وَأَشْهَدُ أَنْ لاَ إِلَهَ إِلاَّ اللهُ وَحْدَهُ لاَ شَرِيْكَ لَهُ وَأَشْهَدُ أَنَّ مُحَمَّدًا عَبْدُهُ وَرَسُوْلُهُ. وَالصَّلاَةُ وَالسَّلاَمُ عَلَى مُحَمَّدٍ وَعَلَى آلِهِ وَصَحْبِهِ.

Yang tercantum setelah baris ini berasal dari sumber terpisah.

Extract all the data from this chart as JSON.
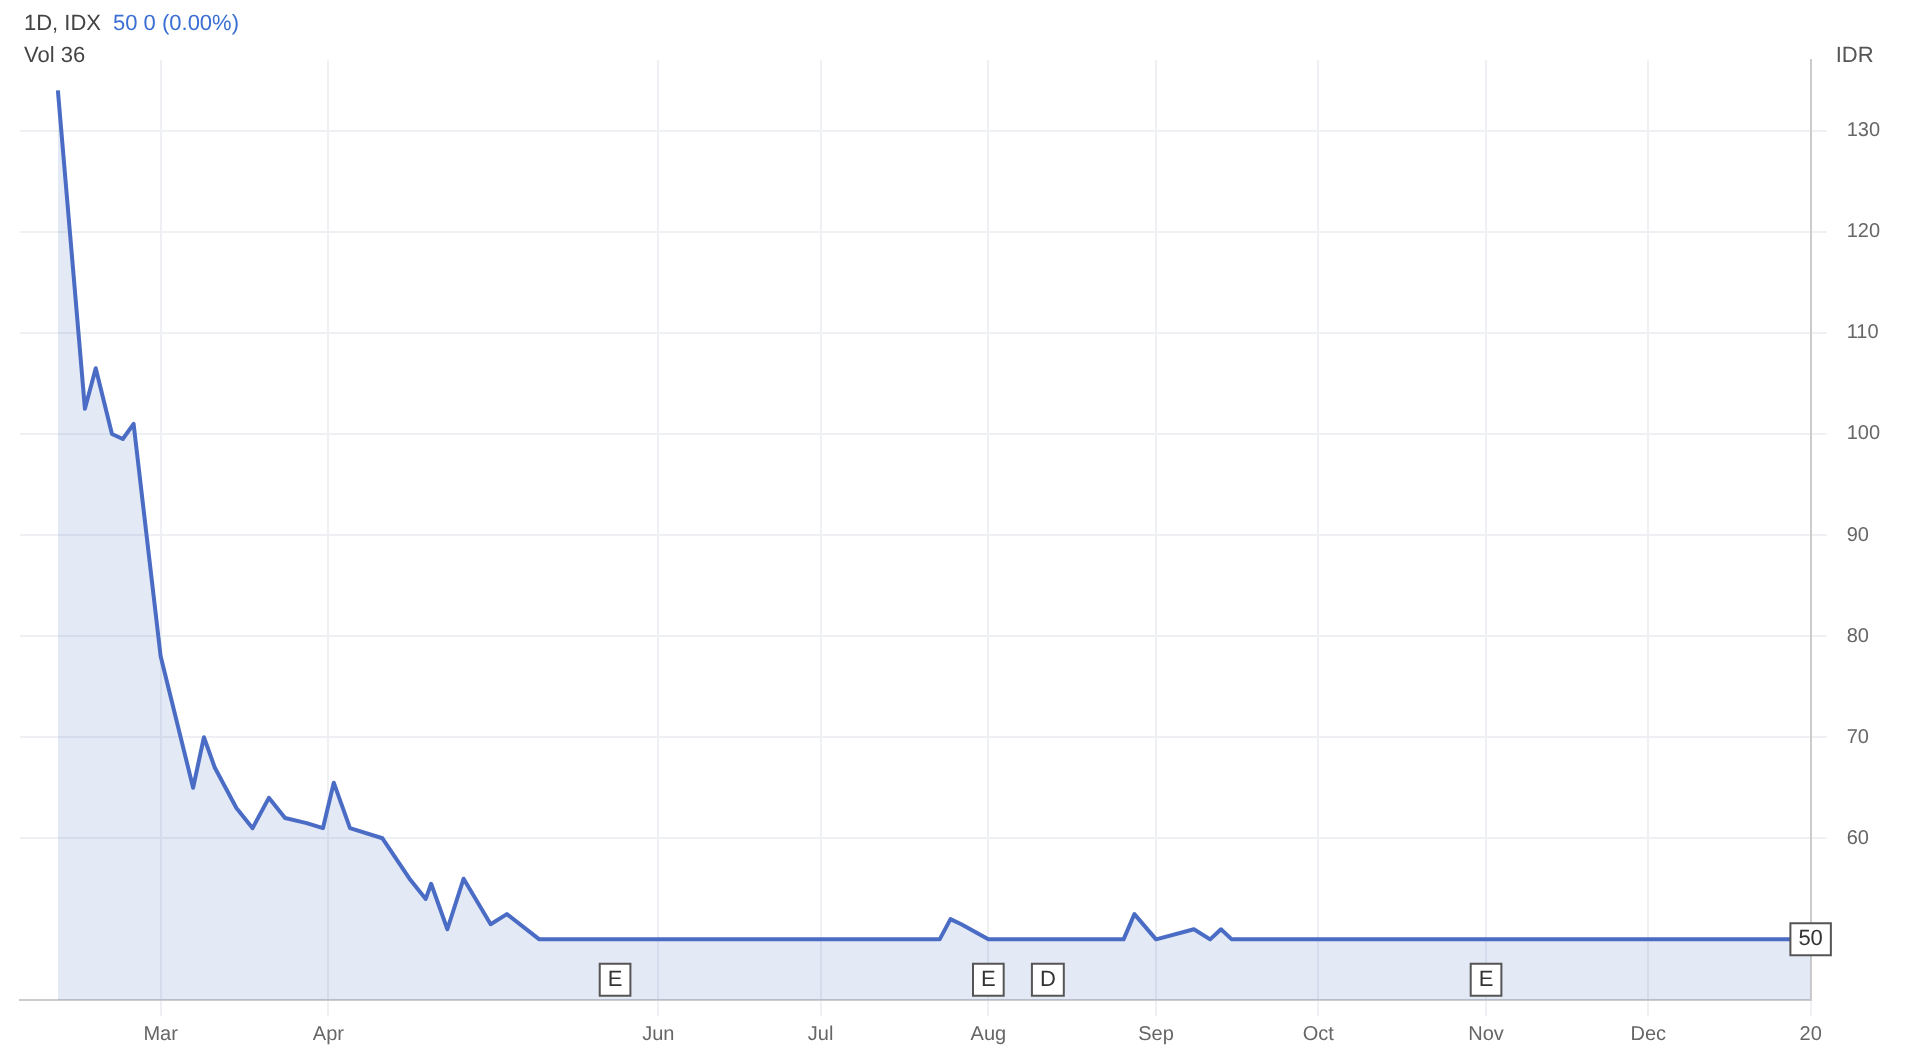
{
  "chart_data": {
    "type": "area",
    "title": "1D, IDX",
    "subtitle": "50 0 (0.00%)",
    "ylabel": "IDR",
    "series": [
      {
        "color": "#4a6cc4",
        "x": [
          "--02-10",
          "--02-15",
          "--02-17",
          "--02-20",
          "--02-22",
          "--02-24",
          "--03-01",
          "--03-07",
          "--03-09",
          "--03-11",
          "--03-15",
          "--03-18",
          "--03-21",
          "--03-24",
          "--03-28",
          "--03-31",
          "--04-02",
          "--04-05",
          "--04-11",
          "--04-16",
          "--04-19",
          "--04-20",
          "--04-23",
          "--04-26",
          "--05-01",
          "--05-04",
          "--05-10",
          "--07-23",
          "--07-25",
          "--07-27",
          "--08-01",
          "--08-26",
          "--08-28",
          "--09-01",
          "--09-08",
          "--09-11",
          "--09-13",
          "--09-15",
          "--12-31"
        ],
        "values": [
          134,
          102.5,
          106.5,
          100,
          99.5,
          101,
          78,
          65,
          70,
          67,
          63,
          61,
          64,
          62,
          61.5,
          61,
          65.5,
          61,
          60,
          56,
          54,
          55.5,
          51,
          56,
          51.5,
          52.5,
          50,
          50,
          52,
          51.5,
          50,
          50,
          52.5,
          50,
          51,
          50,
          51,
          50,
          50
        ]
      }
    ],
    "xlim": [
      "--02-03",
      "--12-31"
    ],
    "xticks": [
      {
        "value": "--03-01",
        "label": "Mar"
      },
      {
        "value": "--04-01",
        "label": "Apr"
      },
      {
        "value": "--06-01",
        "label": "Jun"
      },
      {
        "value": "--07-01",
        "label": "Jul"
      },
      {
        "value": "--08-01",
        "label": "Aug"
      },
      {
        "value": "--09-01",
        "label": "Sep"
      },
      {
        "value": "--10-01",
        "label": "Oct"
      },
      {
        "value": "--11-01",
        "label": "Nov"
      },
      {
        "value": "--12-01",
        "label": "Dec"
      },
      {
        "value": "--12-31",
        "label": "20"
      }
    ],
    "ylim": [
      44,
      137
    ],
    "yticks": [
      60,
      70,
      80,
      90,
      100,
      110,
      120,
      130
    ],
    "grid": true,
    "legend": false,
    "annotations": [
      "Vol 36",
      {
        "text": "E",
        "x": "--05-24",
        "y": 46
      },
      {
        "text": "E",
        "x": "--08-01",
        "y": 46
      },
      {
        "text": "D",
        "x": "--08-12",
        "y": 46
      },
      {
        "text": "E",
        "x": "--11-01",
        "y": 46
      },
      {
        "text": "50",
        "x": "--12-31",
        "y": 50
      }
    ]
  }
}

أَمَّا بَعْدُ؛ وَلاَ تَكُونُواْ كَالَّذِينَ قَالُوا سَمِعْنَا وَهُمْ لاَ يَسْمَعُونَ
إِنَّ اللهَ وَمَلاَئِكَتَهُ يُصَلُّوْنَ عَلَى النَّبِيِّ، يَا أَيُّهاَ الَّذِيْنَ ءَامَنُوْا صَلُّوْا عَلَيْهِ وَسَلِّمُوْا تَسْلِيْمًا. اَللَّهُمَّ صَلِّ عَلَى مُحَمَّدٍ وَعَلَى آلِ مُحَمَّدٍ كَمَا صَلَّيْتَ عَلَى إِبْرَاهِيْمَ وَعَلَى آلِ إِبْرَاهِيْمَ، إِنَّكَ حَمِيْدٌ مَجِيْدٌ. وَبَارِكْ عَلَى مُحَمَّدٍ وَعَلَى آلِ مُحَمَّدٍ كَمَا بَارَكْتَ عَلَى إِبْرَاهِيْمَ وَعَلَى آلِ إِبْرَاهِيْمَ، إِنَّكَ حَمِيْدٌ مَجِيْدٌ. اَللَّهُمَّ اغْفِرْ لِلْمُسْلِمِيْنَ وَالْمُسْلِمَاتِ، وَالْمُؤْمِنِيْنَ وَالْمُؤْمِنَاتِ اْلأَحْيَاءِ مِنْهُمْ وَاْلأَمْوَاتِ، إِنَّكَ سَمِيْعٌ قَرِيْبٌ مُجِيْبُ الدّعَوَاتِ. رَبَّنَا اغْفِرْ لَنَا وَلِإِخْوَانِنَا الَّذِينَ سَبَقُونَا بِالْإِيمَانِ وَلَا تَجْعَلْ فِي قُلُوبِنَا غِلّاً لِّلَّذِينَ آمَنُوا رَبَّنَا إِنَّكَ رَؤُوفٌ رَّحِيمٌ رَبَّنَا ظَلَمْنَا أَنفُسَنَا وَإِن لَّمْ تَغْفِرْ لَنَا وَتَرْحَمْنَا لَنَكُونَنَّ مِنَ الْخَاسِرِينَ رَبَنَا ءَاتِنَا فِي الدّنْيَا حَسَنَةً وَفِي اْلأَخِرَةِ حَسَنَةً وَقِنَا عَذَابَ النّارِ. وَالْحَمْدُ لِلَّهِ رَبِّ الْعَالَمِينَ . وَصَلى الله وسَلم عَلَى مُحَمد تسليمًا كَثيْرًا . وَآخِرُ دَعْوَانَا أَنِ الْحَمْدُ لِلَّهِ رَبِّ الْعَالَمِيْنَ.